My bf(22M) and I(21F), together for 4y, come from a smaller, conservative area where women are often judged based on clothing. He has never tried to control what I wear. Even when I wore outfits I now consider too revealing, he never criticized me.
He only expressed opinions about specific items. For example, he disliked very short “ school-style skirts because he saw them as too short and overly sexualized in our environment. He also feels that lace see-through pieces (like visible lace bras under blazers) come off as intimate underwear. We recently "argued" when I wanted to wear a very short skirt(wanted to buy it but it was just bellow the butt so it's too short for me) with lace stockings to a club. He said he wouldn’t forbid me, but he felt uncomfortable because it's that short and that it could attract unwanted attention from “creepy” guys in our city. He emphasized it’s not about blaming me, but about being aware of the environment. I felt like he was indirectly connecting my clothing with other people’s behavior, which bothered me. He clarified that while responsibility is always on the other person, he thinks certain outfits realistically draw more attention where we live. He also admitted some of his views come from his insecurity, so he softened his stance.

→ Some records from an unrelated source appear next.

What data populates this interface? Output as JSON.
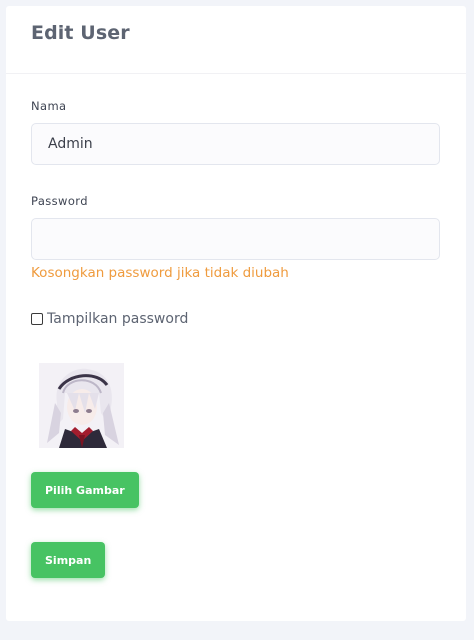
{
  "page": {
    "title": "Edit User"
  },
  "form": {
    "name_label": "Nama",
    "name_value": "Admin",
    "password_label": "Password",
    "password_value": "",
    "password_hint": "Kosongkan password jika tidak diubah",
    "show_password_label": "Tampilkan password",
    "show_password_checked": false,
    "choose_image_label": "Pilih Gambar",
    "save_label": "Simpan"
  },
  "colors": {
    "accent": "#47c363",
    "hint": "#ef9b3e",
    "background": "#f2f4f9"
  }
}
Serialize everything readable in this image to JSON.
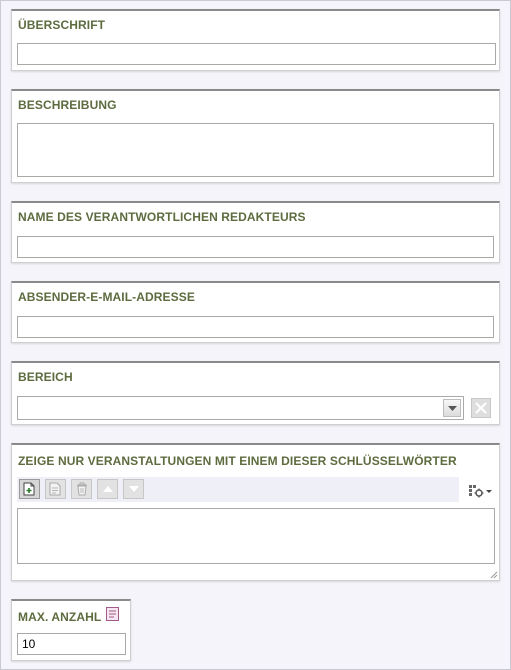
{
  "fields": {
    "ueberschrift": {
      "label": "ÜBERSCHRIFT",
      "value": ""
    },
    "beschreibung": {
      "label": "BESCHREIBUNG",
      "value": ""
    },
    "redakteur": {
      "label": "NAME DES VERANTWORTLICHEN REDAKTEURS",
      "value": ""
    },
    "absender": {
      "label": "ABSENDER-E-MAIL-ADRESSE",
      "value": ""
    },
    "bereich": {
      "label": "BEREICH",
      "selected": ""
    },
    "schluesselwoerter": {
      "label": "ZEIGE NUR VERANSTALTUNGEN MIT EINEM DIESER SCHLÜSSELWÖRTER",
      "toolbar": [
        "add-icon",
        "edit-icon",
        "delete-icon",
        "move-up-icon",
        "move-down-icon"
      ],
      "settings_icon": "settings-icon",
      "value": ""
    },
    "max_anzahl": {
      "label": "MAX. ANZAHL",
      "value": "10",
      "info_icon": "info-icon"
    }
  },
  "colors": {
    "label": "#5e6b3f",
    "page_background": "#f4f4fa",
    "panel_border_top": "#8a8a8a"
  }
}
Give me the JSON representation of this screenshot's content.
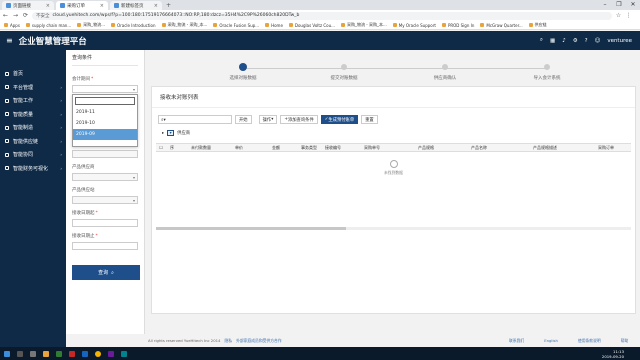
{
  "browser": {
    "tabs": [
      {
        "label": "页面链接",
        "active": false
      },
      {
        "label": "采购订单",
        "active": true
      },
      {
        "label": "新建标签页",
        "active": false
      }
    ],
    "new_tab": "+",
    "window_controls": [
      "–",
      "❐",
      "✕"
    ],
    "security_label": "不安全",
    "url": "cloud.yuehitech.com/wps/f?p=100:180:17519176664073::NO:RP,180:dzcz=35H4%2C9P%26060ch820DTw_b",
    "bookmarks": [
      "Apps",
      "supply chain man...",
      "采购_物流...",
      "Oracle Introduction",
      "采购_物流 - 采购_本...",
      "Oracle Fusion Sup...",
      "Home",
      "Douglas Voltz Cou...",
      "采购_物流 - 采购_本...",
      "My Oracle Support",
      "PROD Sign In",
      "McGraw Quarter...",
      "供应链"
    ]
  },
  "app": {
    "menu_icon": "≡",
    "title": "企业智慧管理平台",
    "header_icons": [
      "search-icon",
      "grid-icon",
      "bell-icon",
      "settings-icon",
      "help-icon",
      "user-icon"
    ],
    "user_label": "venturee"
  },
  "sidebar": {
    "items": [
      {
        "label": "首页"
      },
      {
        "label": "平台管理"
      },
      {
        "label": "智能工作"
      },
      {
        "label": "智能质量"
      },
      {
        "label": "智能制造"
      },
      {
        "label": "智能供应链"
      },
      {
        "label": "智能协同"
      },
      {
        "label": "智能财务可视化"
      }
    ]
  },
  "query_panel": {
    "title": "查询条件",
    "fields": [
      {
        "label": "会计期间",
        "required": true
      },
      {
        "label": "订单交货期",
        "required": false
      },
      {
        "label": "产品供应商",
        "required": false
      },
      {
        "label": "产品供应站",
        "required": false
      },
      {
        "label": "接收日期起",
        "required": true
      },
      {
        "label": "接收日期止",
        "required": true
      }
    ],
    "period_options": [
      "2019-11",
      "2019-10",
      "2019-09"
    ],
    "selected_period": "2019-09",
    "query_button": "查询"
  },
  "steps": [
    {
      "label": "选择对账数据",
      "active": true
    },
    {
      "label": "提交对账数据",
      "active": false
    },
    {
      "label": "供应商确认",
      "active": false
    },
    {
      "label": "导入会计系统",
      "active": false
    }
  ],
  "main": {
    "card_title": "接收未对账列表",
    "toolbar": {
      "search_placeholder": "",
      "go_label": "开始",
      "actions_label": "操作",
      "buttons": [
        "添加查询条件",
        "生成预付账单",
        "重置"
      ]
    },
    "tree_label": "供应商",
    "columns": [
      "",
      "序",
      "未付款数量",
      "单价",
      "金额",
      "事务类型",
      "接收编号",
      "采购单号",
      "产品规格",
      "产品名称",
      "产品规格描述",
      "采购订单"
    ],
    "empty_text": "未找到数据"
  },
  "footer": {
    "copyright": "All rights reserved YueHitech Inc 2014",
    "links_left": [
      "隐私",
      "外部家庭成员和受供方合作"
    ],
    "links_right": [
      "联系我们",
      "English",
      "使用条款说明",
      "帮助"
    ]
  },
  "taskbar": {
    "time": "11:13",
    "date": "2019-09-20"
  }
}
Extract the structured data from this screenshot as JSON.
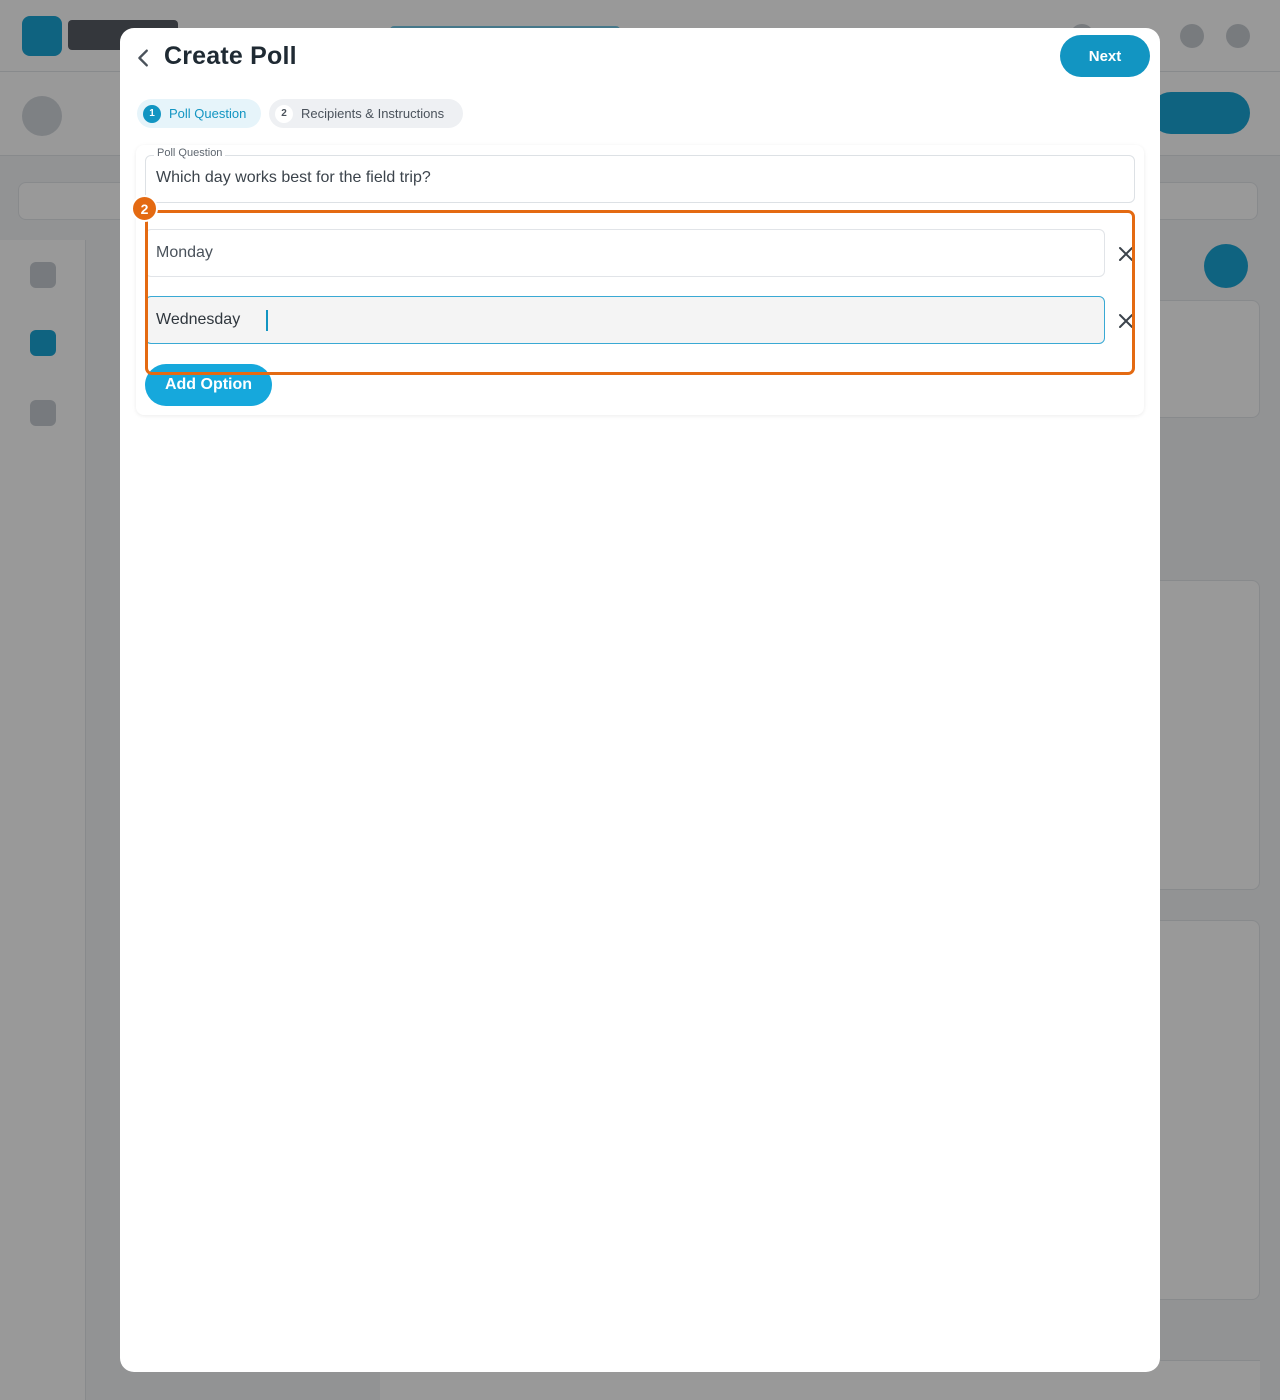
{
  "modal": {
    "title": "Create Poll",
    "next_label": "Next"
  },
  "steps": [
    {
      "number": "1",
      "label": "Poll Question",
      "active": true
    },
    {
      "number": "2",
      "label": "Recipients & Instructions",
      "active": false
    }
  ],
  "question": {
    "label": "Poll Question",
    "value": "Which day works best for the field trip?"
  },
  "options": [
    {
      "value": "Monday",
      "focused": false
    },
    {
      "value": "Wednesday",
      "focused": true
    }
  ],
  "add_option_label": "Add Option",
  "annotation": {
    "badge": "2",
    "color": "#e46a12"
  },
  "colors": {
    "accent": "#1295c2",
    "button_bright": "#16a8dc",
    "focus_border": "#39a9d4"
  },
  "icons": {
    "back": "chevron-left-icon",
    "remove": "close-icon"
  }
}
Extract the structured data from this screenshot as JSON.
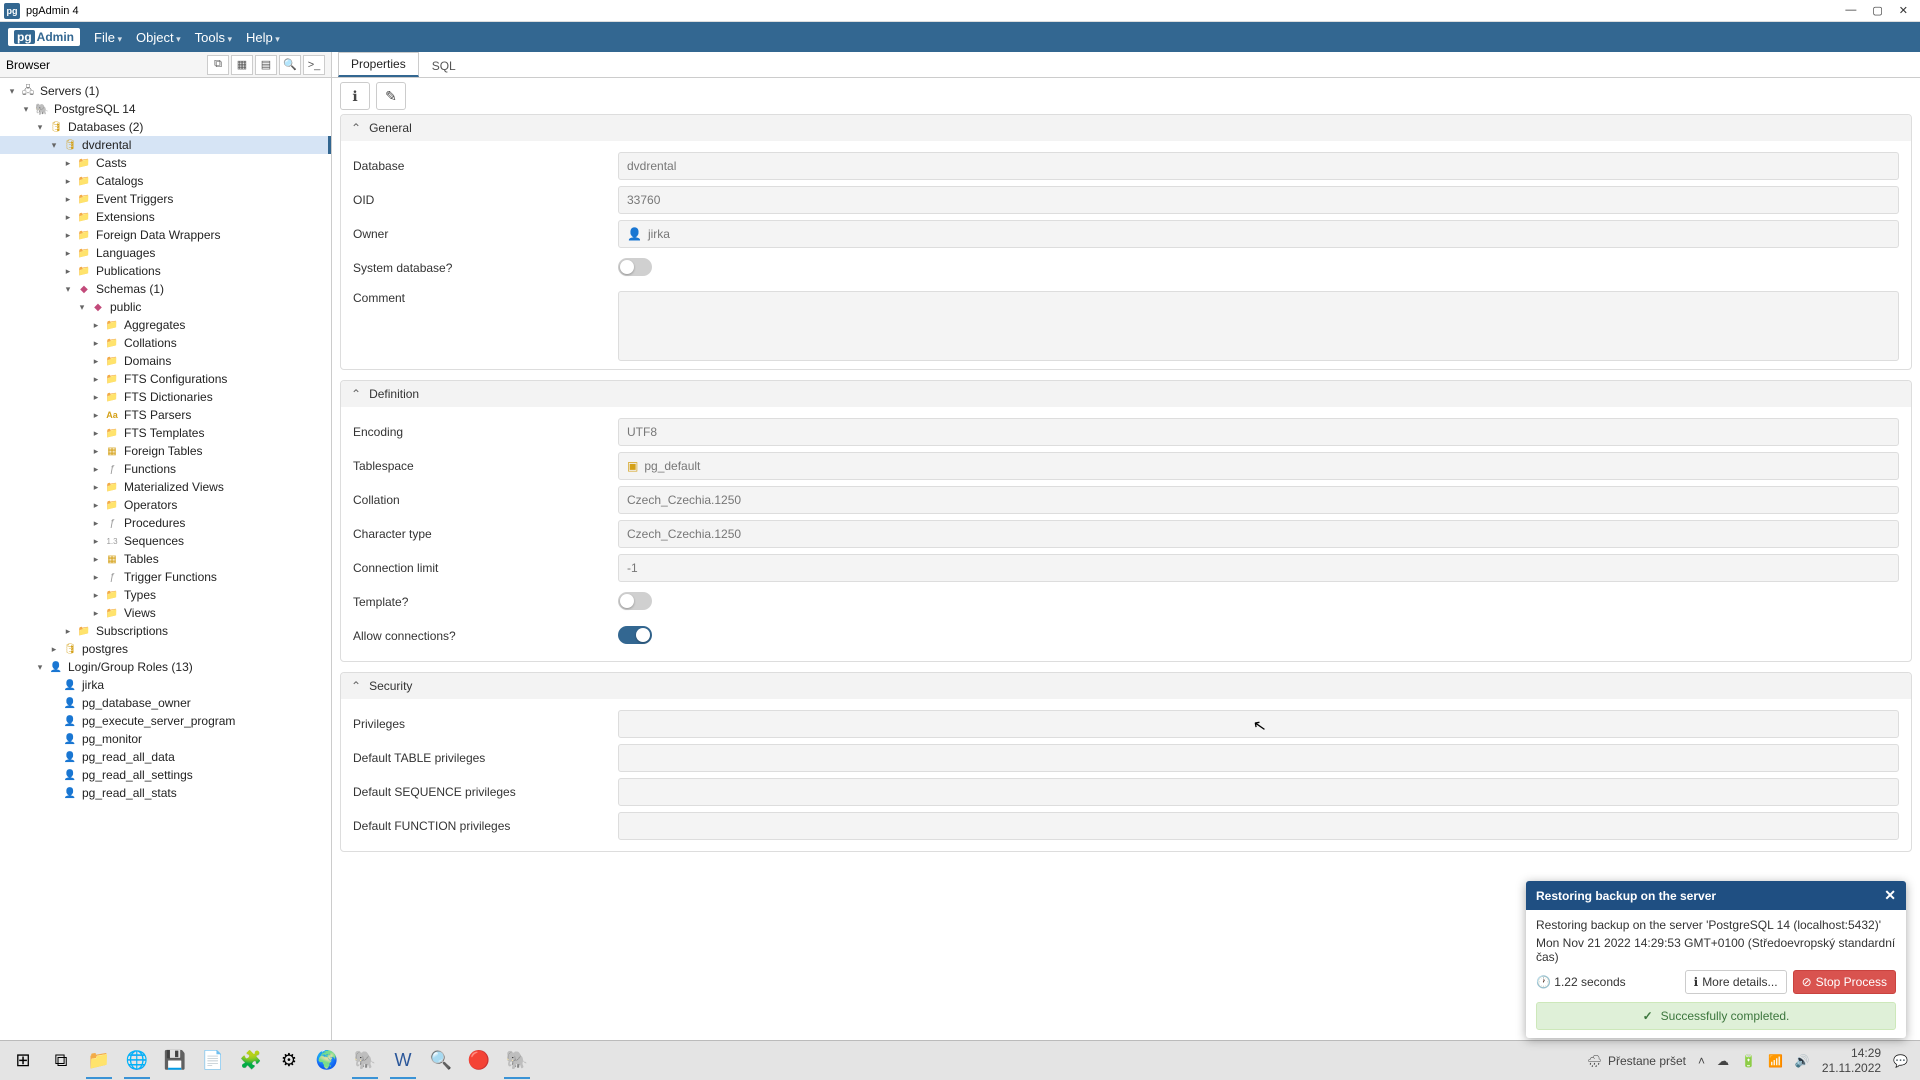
{
  "window": {
    "title": "pgAdmin 4",
    "logo_prefix": "pg",
    "logo_suffix": "Admin"
  },
  "menubar": {
    "items": [
      "File",
      "Object",
      "Tools",
      "Help"
    ]
  },
  "browser": {
    "title": "Browser",
    "servers_root": "Servers (1)",
    "server": "PostgreSQL 14",
    "databases": "Databases (2)",
    "db_selected": "dvdrental",
    "db_children": [
      "Casts",
      "Catalogs",
      "Event Triggers",
      "Extensions",
      "Foreign Data Wrappers",
      "Languages",
      "Publications"
    ],
    "schemas": "Schemas (1)",
    "schema_public": "public",
    "public_children": [
      "Aggregates",
      "Collations",
      "Domains",
      "FTS Configurations",
      "FTS Dictionaries",
      "FTS Parsers",
      "FTS Templates",
      "Foreign Tables",
      "Functions",
      "Materialized Views",
      "Operators",
      "Procedures",
      "Sequences",
      "Tables",
      "Trigger Functions",
      "Types",
      "Views"
    ],
    "subscriptions": "Subscriptions",
    "db_other": "postgres",
    "roles": "Login/Group Roles (13)",
    "role_list": [
      "jirka",
      "pg_database_owner",
      "pg_execute_server_program",
      "pg_monitor",
      "pg_read_all_data",
      "pg_read_all_settings",
      "pg_read_all_stats"
    ]
  },
  "tabs": {
    "properties": "Properties",
    "sql": "SQL"
  },
  "sections": {
    "general": {
      "title": "General",
      "database_lbl": "Database",
      "database_val": "dvdrental",
      "oid_lbl": "OID",
      "oid_val": "33760",
      "owner_lbl": "Owner",
      "owner_val": "jirka",
      "sysdb_lbl": "System database?",
      "comment_lbl": "Comment"
    },
    "definition": {
      "title": "Definition",
      "encoding_lbl": "Encoding",
      "encoding_val": "UTF8",
      "tablespace_lbl": "Tablespace",
      "tablespace_val": "pg_default",
      "collation_lbl": "Collation",
      "collation_val": "Czech_Czechia.1250",
      "chartype_lbl": "Character type",
      "chartype_val": "Czech_Czechia.1250",
      "connlimit_lbl": "Connection limit",
      "connlimit_val": "-1",
      "template_lbl": "Template?",
      "allowconn_lbl": "Allow connections?"
    },
    "security": {
      "title": "Security",
      "priv_lbl": "Privileges",
      "tbl_lbl": "Default TABLE privileges",
      "seq_lbl": "Default SEQUENCE privileges",
      "func_lbl": "Default FUNCTION privileges"
    }
  },
  "notif": {
    "title": "Restoring backup on the server",
    "line1": "Restoring backup on the server 'PostgreSQL 14 (localhost:5432)'",
    "line2": "Mon Nov 21 2022 14:29:53 GMT+0100 (Středoevropský standardní čas)",
    "duration": "1.22 seconds",
    "more": "More details...",
    "stop": "Stop Process",
    "ok": "Successfully completed."
  },
  "taskbar": {
    "weather": "Přestane pršet",
    "time": "14:29",
    "date": "21.11.2022"
  }
}
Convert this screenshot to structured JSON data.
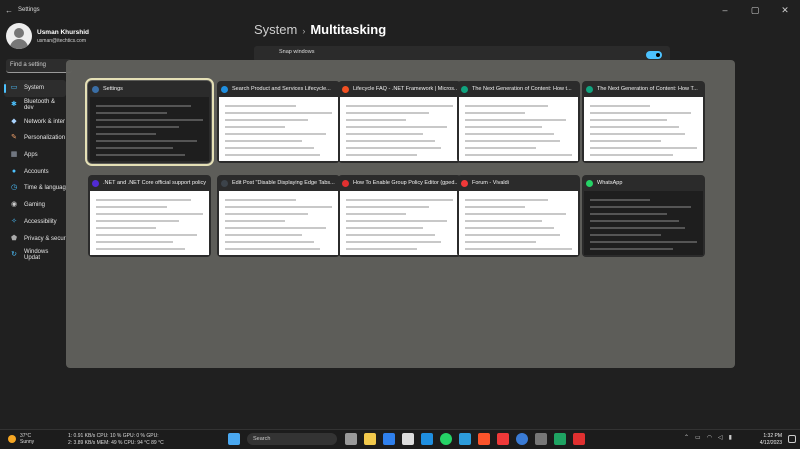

Today I showed him a mini skirt I wanted to buy and he said it was beautiful but maybe too short(he just saw pics of it online and it wasn't even looking that short but it wasn’t tight, it was flowy, which made it seem like something underneath might potentially be more visible). I told him it has shorts under and that I wouldn’t wear it without it, and he immediately said that’s great then, I bought it. Sometimes I’ll ask him ‘would you let me wear this?’(not literally asking for permission, just wanting his opinion as my boyfriend), and he might say no, but he always explains that "no" just means he wouldn’t like me to wear it(not about me but he wouldn't be with a girl who wore things that short, I had my moments but mostly didn't, even before him). He just hopes I’ll take his opinion into account, the same way he takes mine and he wouldn't even said anything if something wasn't butt lenght(true). I asked if he would leave me if I wear something like that, he said he doesn't know until it happens and I asked would he tell me to change if I dress something too much when we go somewhere and he said he think he would but he know that won't happen since it takes pretty much for him to think something is that bad that I should change.
Even though I feel respected, I’ve noticed I keep “testing” him by sending outfits and asking for his opinion, even when I don’t plan to wear them. I feel stuck in a loop. And the thing is, we actually agree, on everything. When I think something is too short he thinks it too etc. our opinions mostly align, It's more about commenting on something being too short, Idk how to explain it, only like: I wouldn't wear something too short(I feel like it's too much), but I want to feel like I could if I wanted to, he wouldn't stop me but he probably wouldn't be with me, again Idk how to explain it.
Some of my friends think I’m overreacting and creating a problem where there isn’t one, since I always had similar mindset as my bf about clothing and that I can respect his opinion and if sometime happen that we don't agree I should just wear shorts under. So, AITA for escalating this instead of just accepting that he has personal preferences?